Political Deputy Minister Lin, Tsong-ming

Ministry of Education, R.O.C. (Taiwan)


Good Morning,


Dr. John Hepburn, Vice President, Research & International, University of British Columbia,


Dr. George Dixon, Vice President, University Research, University of Waterloo,


President Dr. Joseph S. Lee, Interim President, National Central University,


President Dr.

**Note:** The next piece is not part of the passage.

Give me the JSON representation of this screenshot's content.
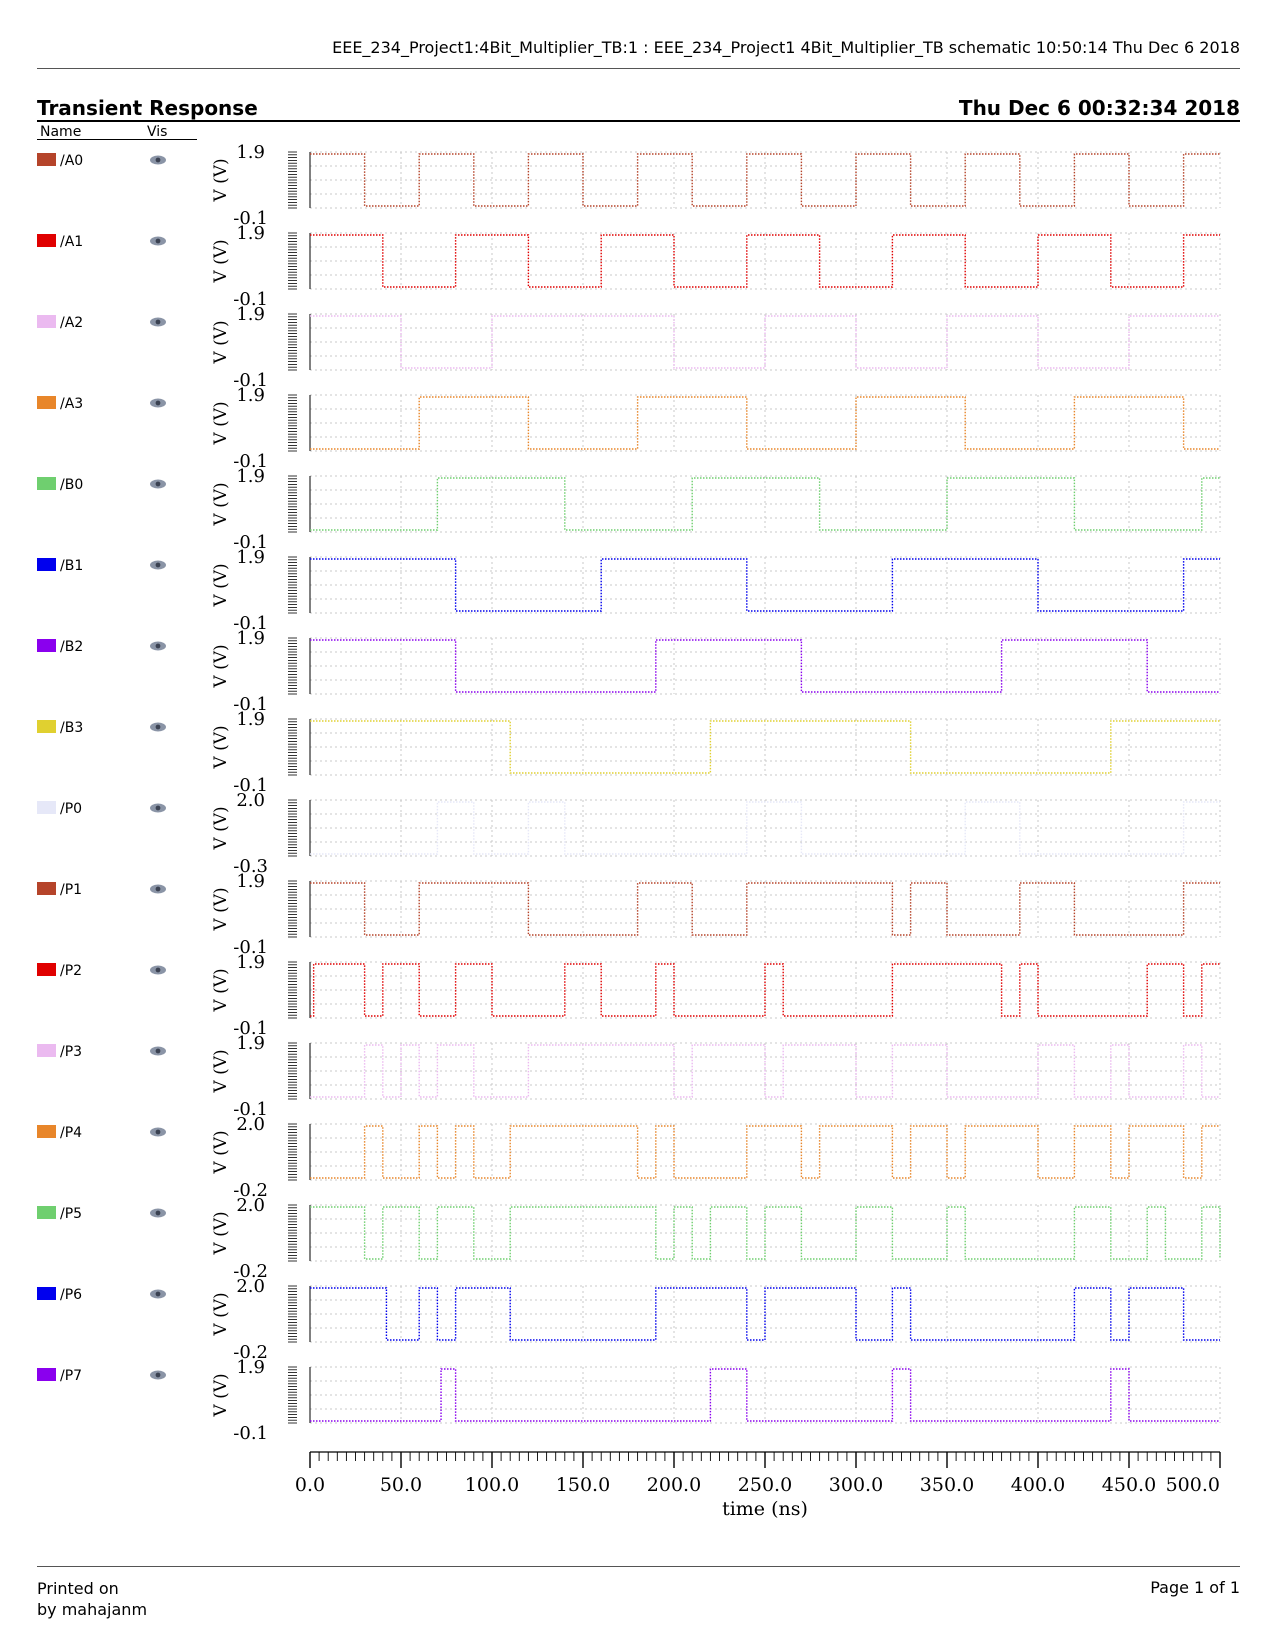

Flora Chia-I Chang, Chairperson, The Foundation for International Cooperation in Higher Education of Taiwan


Honored guests from Canada,


Distinguished university representatives and guests.

On behalf of the Ministry of Education, I would like to extend a cordial welcome to all attendees of “The 10th Canada-Taiwan Conference in Higher Education.” My sincere appreciation goes to all who are involved in this very significant conference, especially to our Canadian friends who have made a long journey to Taiwan.


Canada-Taiwan Conference is held every one or two years, alternatively in Canada and Taiwan. The 9th Canada-Taiwan Conference in Higher Education was held in Carleton University in May 2010. It was a unique opportunity for academics and policy makers from both countries to meet and exchange their visions. This year, the main theme of the conference is environmental science and cultural industry in higher education, as well as cooperation in higher education. I believe this conference will contribute significantly to deepening the development of our academic relations.


Higher educational exchange between Taiwan and Canada is an important part of the interactions between our two countries. In recent years, the long-term study of Taiwanese in Canada has contributed more than 100 million Taiwanese dollars per year to the Canadian economy. This makes Taiwan the 10th largest export market for Canadian education services. In addition to long-term studies, each year more than one thousand Taiwanese teenagers visit Canada through the International Experience Canada (IEC) program.


Similarly, the number of Canadian students studying at Taiwan’s Mandarin Chinese Language Centers was 532 and 101 Canadian students was under exchange programs with Taiwan’s universities in 2011. Moreover, there are 111 Canadian students pursuing their degree in Taiwan. We are confident that, with more and more interactions between us, there will be increasing number of Canadian students coming to study in Taiwan. This is the best way to improve mutual understanding. Our government is committed to increasing incentives to encourage more Canadian students to study in Taiwan.  Also, I hope, and I believe that, with this conference, the cooperative relationship between Taiwan and Canada in high education and research will be enriched.


In closing, I’d like to express my deepest appreciation for your support and interest. First of all, I would like to extend my appreciation to those who will deliver speeches and share their experience with us and to the National Central University and the Foundation for International Cooperation in Higher Education of Taiwan for organizing and hosting this event. For our Canadian guests, Taiwan is a place full of opportunity and interesting possibility. I hope you will find a chance catch a glimpse of this dynamic society during your stay. I also want to wish you a very inspiring conference. Thank you.